Whether as variously tied, or differently coloured tassels, or as alternate tassel and weight, a border of alternate members organically springing from a common base was constantly before the sight of the artists of this great textile manufacturing people. The conventionalising tendency of decorative art did the rest, and the various forms of Assyrian anthemion would easily follow.

A triple alternation (Fig. 9, Plate [VIII.]) occurs on an enamelled brick tile from Nimroud in the British Museum. It is characteristically Assyrian in style, but it does not give that effect of repose and satisfied expectancy which we demand from a pattern, and in this respect we cannot regard it as eminently successful.

If this hypothesis of Dr. March’s of the evolution of the Assyrian anthemion be correct, this pattern is essentially a skeuomorph, but at the same time certain local plant-forms were probably associated with it.

Let us now turn to the border pattern (Fig. 8, Plate [VIII.]) of the carved stone thresholds, which are occasionally found in a marvellous state of preservation. Here we have a “knop and flower pattern” which differs as much from the Assyrian style as it resembles that of Egypt. A comparison of this figure with Fig. 12, Plate [VIII.], will convince most people that borrowing has taken place. It is not always easy to determine how far the Assyrian anthemion has been influenced by native foliage or by conventional designs derived from the local flora. In these threshold borders, however, the Egyptian phyllomorph has grown, as Dr. March points out, like a floral parasite on a skeuomorphic basis. As introduced plants frequently overrun a new country and crowd out native forms, so the lusty lotus invaded the field of Assyrian art, and largely supplanted pre-existing phyllomorphs.

To return for a moment to the Egyptian pattern, the “proto-anthemion,” as one may term it, is characterised by the absence of a connecting strand, the buds and flowers springing from a basal line. My friend, Dr. March, with his usual ingenuity, has suggested to me a very plausible explanation of this fact. The Egyptian pattern was phyllomorphic from the beginning, originating in symbolism it was primitively a realistic representation of an erect water-plant.

Maspero says the decoration of each part of the Egyptian temple was in consonance with its position. The lower parts of the walls were adorned with long stems of lotus or papyrus—bouquets of water-plants emerging from the water.

This then is the solution of the difficulty. The Egyptian anthemion, derived from plants emerging from the water, has as a rule no connecting strand. The Assyrian variety, derived from a tassel-skeuomorph, is never without its looped base line, is primarily pendant, and consists in the earliest stage of plants that are non-aquatic.
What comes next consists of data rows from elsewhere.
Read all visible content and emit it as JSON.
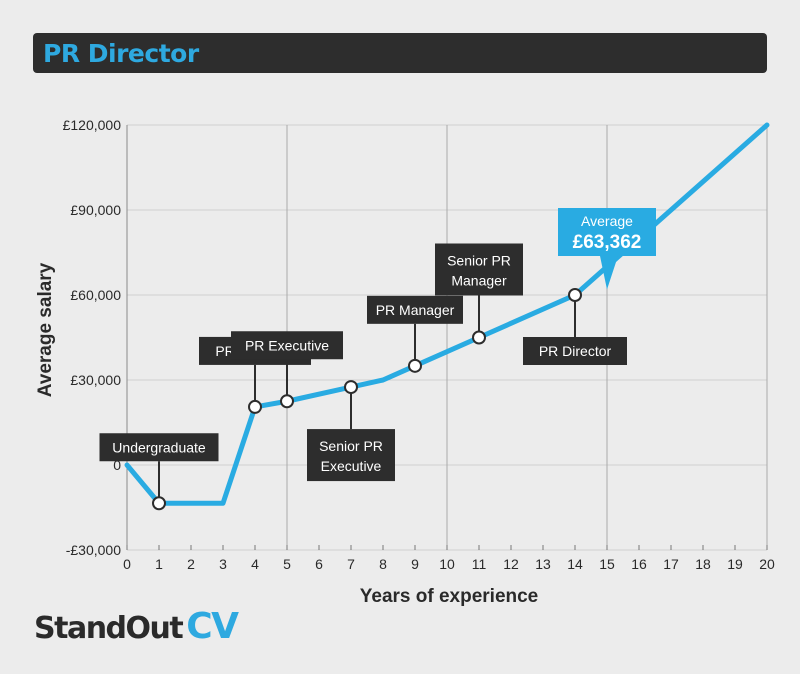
{
  "header": {
    "title": "PR Director"
  },
  "logo": {
    "main": "StandOut",
    "accent": "CV"
  },
  "colors": {
    "line": "#29abe2",
    "label_bg": "#2d2d2d",
    "label_text": "#ffffff",
    "background": "#ececec",
    "grid": "#cfcfcf"
  },
  "chart_data": {
    "type": "line",
    "title": "",
    "xlabel": "Years of experience",
    "ylabel": "Average salary",
    "xlim": [
      0,
      20
    ],
    "ylim": [
      -30000,
      120000
    ],
    "x_ticks": [
      0,
      1,
      2,
      3,
      4,
      5,
      6,
      7,
      8,
      9,
      10,
      11,
      12,
      13,
      14,
      15,
      16,
      17,
      18,
      19,
      20
    ],
    "y_ticks": [
      {
        "value": -30000,
        "label": "-£30,000"
      },
      {
        "value": 0,
        "label": "0"
      },
      {
        "value": 30000,
        "label": "£30,000"
      },
      {
        "value": 60000,
        "label": "£60,000"
      },
      {
        "value": 90000,
        "label": "£90,000"
      },
      {
        "value": 120000,
        "label": "£120,000"
      }
    ],
    "grid": "vertical lines at 5, 10, 15 and horizontal lines at each y tick",
    "series": [
      {
        "x": [
          0,
          1,
          3,
          4,
          5,
          7,
          8,
          9,
          11,
          14,
          20
        ],
        "y": [
          0,
          -13500,
          -13500,
          20500,
          22500,
          27500,
          30000,
          35000,
          45000,
          60000,
          120000
        ]
      }
    ],
    "milestones": [
      {
        "x": 1,
        "y": -13500,
        "lines": [
          "Undergraduate"
        ],
        "pos": "above"
      },
      {
        "x": 4,
        "y": 20500,
        "lines": [
          "PR Assistant"
        ],
        "pos": "above"
      },
      {
        "x": 5,
        "y": 22500,
        "lines": [
          "PR Executive"
        ],
        "pos": "above"
      },
      {
        "x": 7,
        "y": 27500,
        "lines": [
          "Senior PR",
          "Executive"
        ],
        "pos": "below"
      },
      {
        "x": 9,
        "y": 35000,
        "lines": [
          "PR Manager"
        ],
        "pos": "above"
      },
      {
        "x": 11,
        "y": 45000,
        "lines": [
          "Senior PR",
          "Manager"
        ],
        "pos": "above"
      },
      {
        "x": 14,
        "y": 60000,
        "lines": [
          "PR Director"
        ],
        "pos": "below"
      }
    ],
    "callout": {
      "x": 15,
      "y": 63362,
      "lines": [
        "Average",
        "£63,362"
      ]
    }
  }
}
The rosette (Plate [VIII.], Figs. 4, 8, 10) is usually stated to be an essentially Mesopotamian device, but it is scattered up and down in Egyptian and Mediterranean art. (Figs. [74], [78], [79], [84].) It may be characteristic of Assyria, but it is by no means peculiar to it.

The rosette in Egypt is probably mainly a lotus-motive; the upper end of the yellow-rayed seed-vessel may be regarded as the chief original, but some are undoubtedly fully expanded lotus flowers seen from above or below, or a group of buds or of flowers arranged radially. However conventionalised it may become, the rosette is most constantly associated with the lotus in Egypt, the land of its birth. Their association elsewhere is only to be expected, as there would naturally be a tendency for the rosette to accompany the knop and flower in their migrations.

According to Professor Flinders Petrie,[77] it is even doubtful whether the rosette was truly of vegetable origin. The use of leather-work seemed to have greatly modified the rosette. Its primitive form did not look floral at all, merely a circle with white dotted lines radiating across. Later, there were concentric rings of colours, with the same white dotted lines. The stitched leather theory explained a whole host of peculiar ornaments that could hardly otherwise be understood.